Like most musical acts in their position the answer was to somehow fashion a knockout album. By 1979, the band had released five albums, four studio and one live, all on the Albert label in Australia and all of them produced by the team of ex-Easybeat members Harry Vanda and George Young, the latter being the older brother of the AC/DC Youngs. While the band’s previous 70s albums had charted in Australia and the U.K., the band’s American label Atlantic Records thought that a change in producers might provide that elusive spark in the States.
But firing a brother proved to be no easy feat for the band and a futile first attempt at recording with famed Hendrix producer Eddie Kramer was a complete disaster. A change in managers and the arrival of producer Robert John “Mutt” Lange, followed by three months in the Roundhouse Studios in North London and suddenly, they had their masterpiece.
With the exacting Lange being hyper-vigilant about the album’s professionalism—guitars in tune, vocals on point, solos coherent—Highway to Hell eventually came into sharp focus. Easily the tightest, most polished and well-played recording to that point in their career, it’s clear from just the iconic title track, which starts with crunchy guitar chords before Rudd sets the right tempo, followed by Scott’s devilish lead vocals and the entire group on backup vocals—a new wrinkle at the time—that a leap had definitely been made. Engineer Tony Platt captured it all in crisp, amazingly detailed sound for a hard rock record. What had once simply been a blunt force, one that only knew how to land sledgehammer blows, now reveled in smoothing the rough edges of their audacity and playing with confident precision. The album became the band’s first million seller in the USA, eventually going seven times platinum (7,000,000,000 copies)

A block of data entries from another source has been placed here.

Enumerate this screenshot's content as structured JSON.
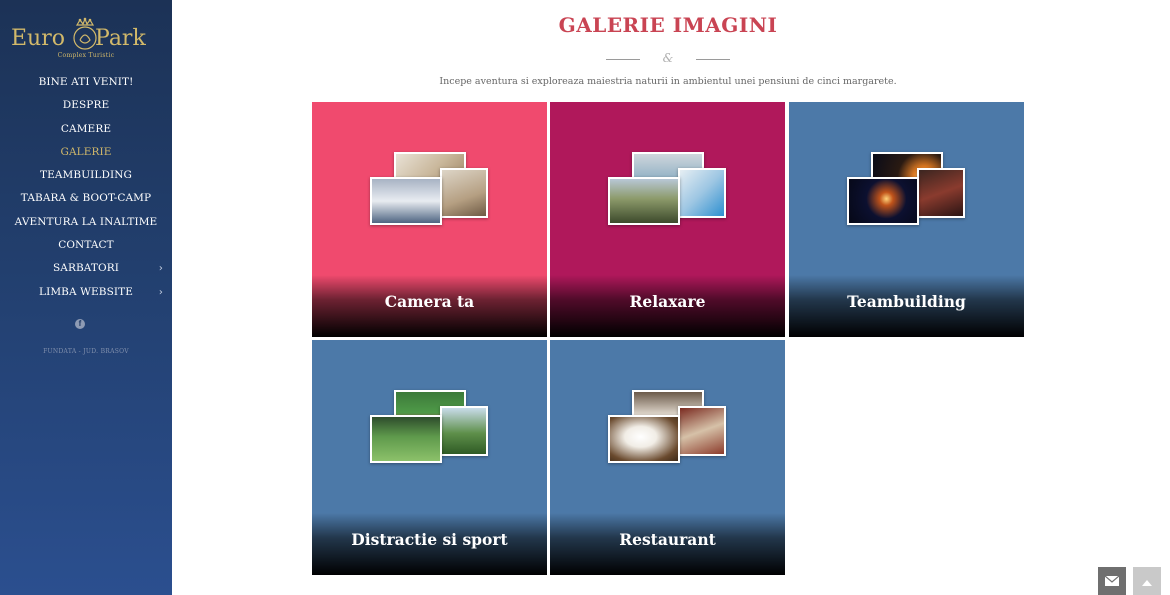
{
  "brand": {
    "name_left": "Euro",
    "name_right": "Park",
    "tagline": "Complex Turistic"
  },
  "nav": [
    {
      "label": "BINE ATI VENIT!",
      "active": false,
      "submenu": false
    },
    {
      "label": "DESPRE",
      "active": false,
      "submenu": false
    },
    {
      "label": "CAMERE",
      "active": false,
      "submenu": false
    },
    {
      "label": "GALERIE",
      "active": true,
      "submenu": false
    },
    {
      "label": "TEAMBUILDING",
      "active": false,
      "submenu": false
    },
    {
      "label": "TABARA & BOOT-CAMP",
      "active": false,
      "submenu": false
    },
    {
      "label": "AVENTURA LA INALTIME",
      "active": false,
      "submenu": false
    },
    {
      "label": "CONTACT",
      "active": false,
      "submenu": false
    },
    {
      "label": "SARBATORI",
      "active": false,
      "submenu": true
    },
    {
      "label": "LIMBA WEBSITE",
      "active": false,
      "submenu": true
    }
  ],
  "social": {
    "facebook_glyph": "f",
    "icon": "facebook-icon"
  },
  "address": "FUNDATA - JUD. BRASOV",
  "page": {
    "title": "GALERIE IMAGINI",
    "divider_glyph": "&",
    "subtitle": "Incepe aventura si exploreaza maiestria naturii in ambientul unei pensiuni de cinci margarete."
  },
  "gallery": [
    {
      "label": "Camera ta",
      "color": "#f04a6e"
    },
    {
      "label": "Relaxare",
      "color": "#b0185b"
    },
    {
      "label": "Teambuilding",
      "color": "#4c79a8"
    },
    {
      "label": "Distractie si sport",
      "color": "#4c79a8"
    },
    {
      "label": "Restaurant",
      "color": "#4c79a8"
    }
  ],
  "colors": {
    "accent_title": "#c94453",
    "sidebar_active": "#d2b96a",
    "logo_gold": "#d2b96a"
  },
  "icons": {
    "mail_button": "envelope-icon",
    "scroll_top_button": "chevron-up-icon",
    "submenu_indicator": "chevron-right-icon"
  }
}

While the production helped, the core of the album’s success lies in the best batch of original tunes they’d ever written. Although sex, women and the joys of being in an altered state are limits of Scott’s lyrics, they fit the material perfectly, never more so than in the wonderous rush that was Side One of the original LP: “Highway to Hell,” “Girls Got Rhythm,” “Walk All Over You,” “Touch Too Much” and “Beating Around the Bush.” In “Girls” the rolling, hip-pumping rhythms are lascivious and truly irresistible. A slow grinder, “All Over You,” is a vocal showcase for both Scott and the band. “Touch Too Much,” often mentioned as the highpoint of the band’s recording career, with Angus Young’s snarling rhythm guitar and incisive solos as well as the tune’s loud-soft arrangement is certainly one of the band’s most intricate songwriting experiments. Led by its fast, repeated guitar figure, “Beating Around the Bush” is the band at its naughty best—again with classic solos from Angus. In the past most of these tunes would have descended into a jam and then abruptly ended. Lange’s ear for hooks and successful way of convincing the band to up their game changed all that. While Side Two did not scale these same heights, it had its moments with tunes like “Shot Down in Flames,” “If You Want Blood (You’ve Got It)” and the infamous, “Night Prowler,” whose subject matter of serial killers, combined with the cover art showing Angus complete with horns and a tail, convinced simple-minded puritans that the band was advocating for Satanism.
With a convincing strut, high howl and penchant for rascally inventions like his final words on the album, “shazbot, nanu, nanu,” (from Mork and Mindy), Bon Scott was a force through the entire record, the last he’d record with the band before he died alone in a car on a London Street, probably of asphyxiation or alcohol poisoning in 1980. Though the band’s next album Back in Black, recorded as a tribute to Scott climbed even higher on the American charts than Highway, it’s the earlier record that remains the band’s finest 41 minutes and 40 seconds in a recording studio. Blessed with a title that Atlantic Records hated, forty years later it remains both their creative highlight and the blockbuster that made them superstars.